For high net worth individuals the use of charitable trusts can create a satisfactory income stream. Tax breaks for some charitable trusts can help high net worth investors divest highly appreciated assets tax-free. The trust income goes to the investor and eventually the remainder goes to the charity. For the majority of investors this is not a prudent option.

There are several opportunities for investors not interested in trusts. First, mortgage backed securities funds are an option. These funds contain AAA/Aaa rated mortgage securities backed by the guarantee of Fannie Mae, Freddie Mac and Ginnie Mae. There are many low cost funds available that offer access to mortgage backed securities. The yields are in the 4.0 to 4.5 percent range.

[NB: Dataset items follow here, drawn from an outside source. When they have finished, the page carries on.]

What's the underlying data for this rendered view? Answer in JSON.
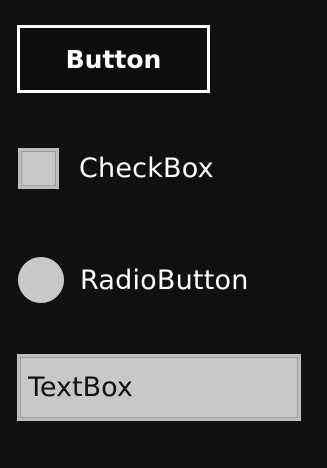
{
  "button": {
    "label": "Button"
  },
  "checkbox": {
    "label": "CheckBox",
    "checked": false
  },
  "radio": {
    "label": "RadioButton",
    "selected": false
  },
  "textbox": {
    "value": "TextBox"
  },
  "colors": {
    "background": "#101010",
    "control_fill": "#c8c8c8",
    "border": "#ffffff",
    "text": "#ffffff"
  }
}
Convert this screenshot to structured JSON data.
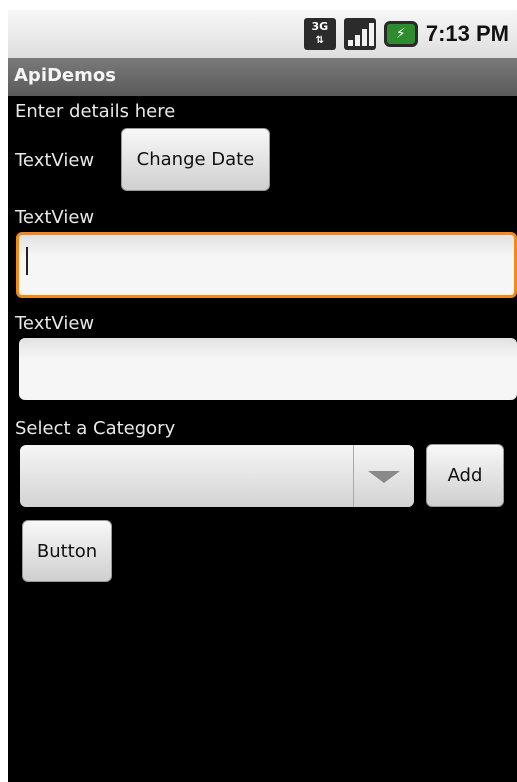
{
  "status_bar": {
    "network_label": "3G",
    "network_arrows": "⇅",
    "battery_symbol": "⚡",
    "time": "7:13 PM"
  },
  "app": {
    "title": "ApiDemos"
  },
  "form": {
    "intro_text": "Enter details here",
    "date_textview": "TextView",
    "change_date_label": "Change Date",
    "field1_label": "TextView",
    "field1_value": "",
    "field2_label": "TextView",
    "field2_value": "",
    "category_label": "Select a Category",
    "category_selected": "",
    "add_label": "Add",
    "button_label": "Button"
  },
  "colors": {
    "focus_border": "#f08a1d",
    "background": "#000000",
    "title_bar": "#666666"
  }
}
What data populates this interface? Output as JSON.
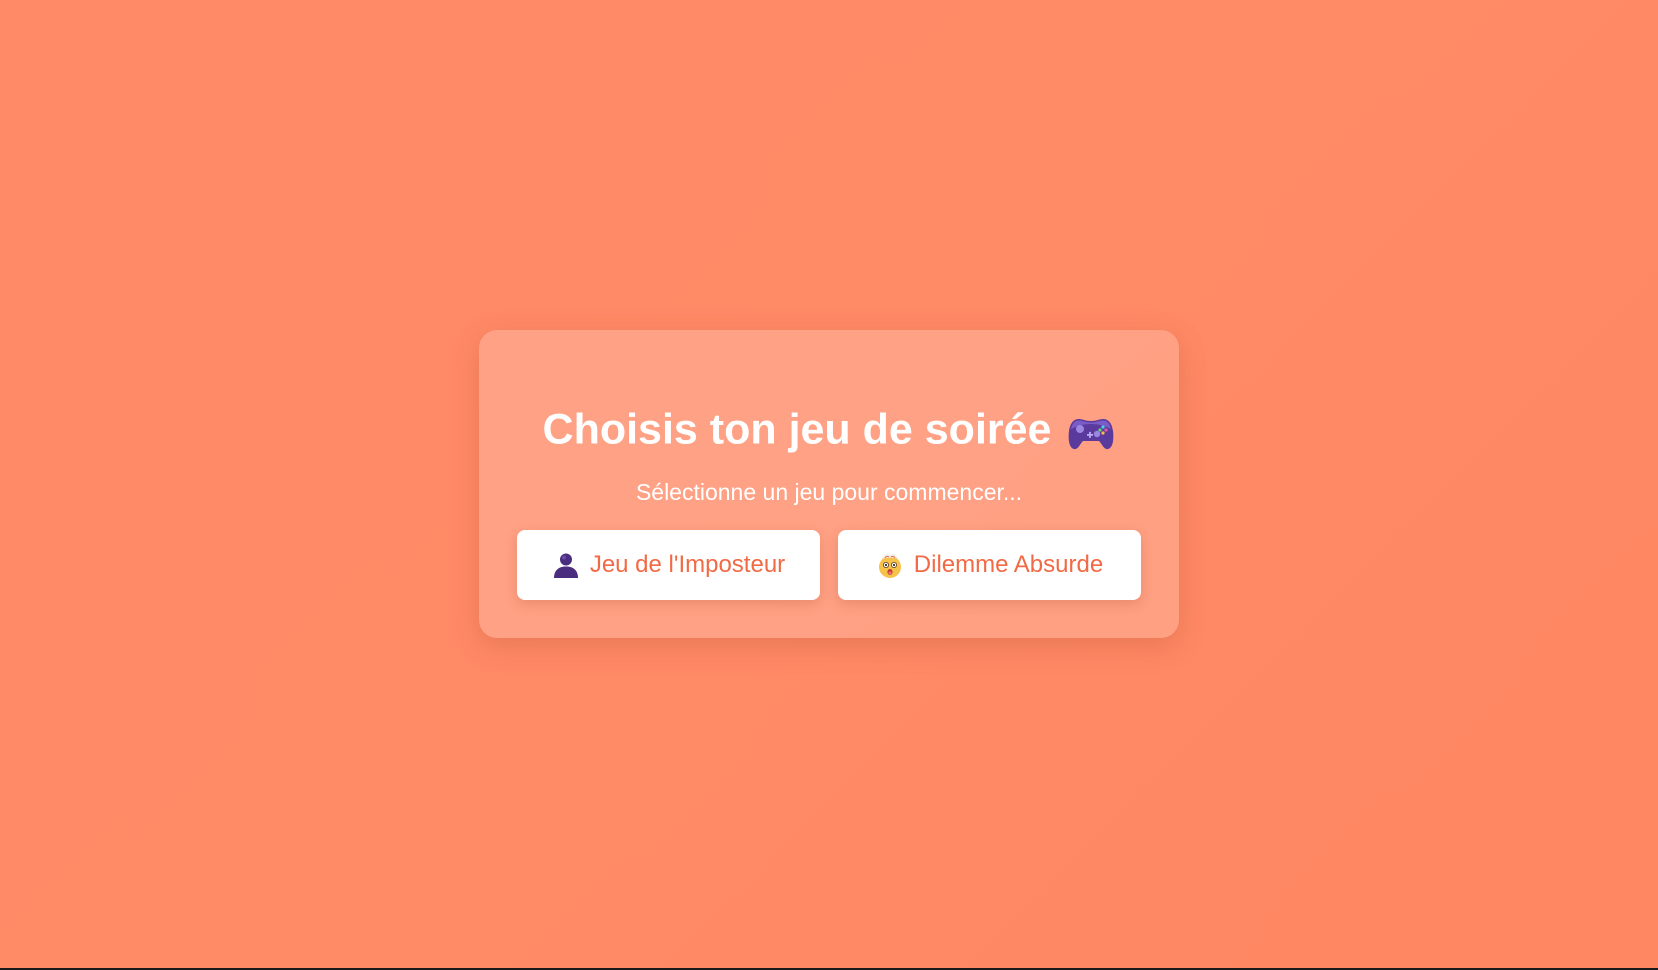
{
  "card": {
    "title": "Choisis ton jeu de soirée",
    "title_icon": "game-controller-icon",
    "subtitle": "Sélectionne un jeu pour commencer..."
  },
  "games": [
    {
      "label": "Jeu de l'Imposteur",
      "icon": "bust-silhouette-icon"
    },
    {
      "label": "Dilemme Absurde",
      "icon": "exploding-head-icon"
    }
  ],
  "colors": {
    "background": "#ff8764",
    "button_text": "#f26a45",
    "button_bg": "#ffffff",
    "title_text": "#ffffff"
  }
}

Next, income investors might consider adding a small percentage of high dividend equities to the portfolio. One example might be adding a select dividend fund or a utility fund to your portfolio for the current income. Both types of funds offer a current dividend yield of 3.5 to 4.0 percent depending on the fund family and fund makeup.

Finally, the fundamentals within the high-yield bond market are strong. That is reflected in yields which are currently around 6.5 percent and approaching historical lows. The main risk to the health of corporate fundamentals would be a meaningful slowdown in the U.S. economy. Base case is that the economy does not come off the rails. The most probable economic outlook is for a slow-growth environment with reasonably steady interest rates. However, the economy is not robust enough, nor are yields high enough, to protect high-yield investors against certain macroeconomic shocks. Macroeconomic driven events - such as, the European debt situation, China's slowing economy, and geopolitical events in other parts of the world - will cause short-term gyrations in the funds value.


If your portfolio is predominately fixed income, adding a small percentage in each of the three types of income investments to your portfolio may actually decrease the overall risk profile through diversification. Minor adjustments can add value to your portfolio.

As always, to see the impact this strategy would have on your investments and cash flow discuss this with your (accredited) financial advisor.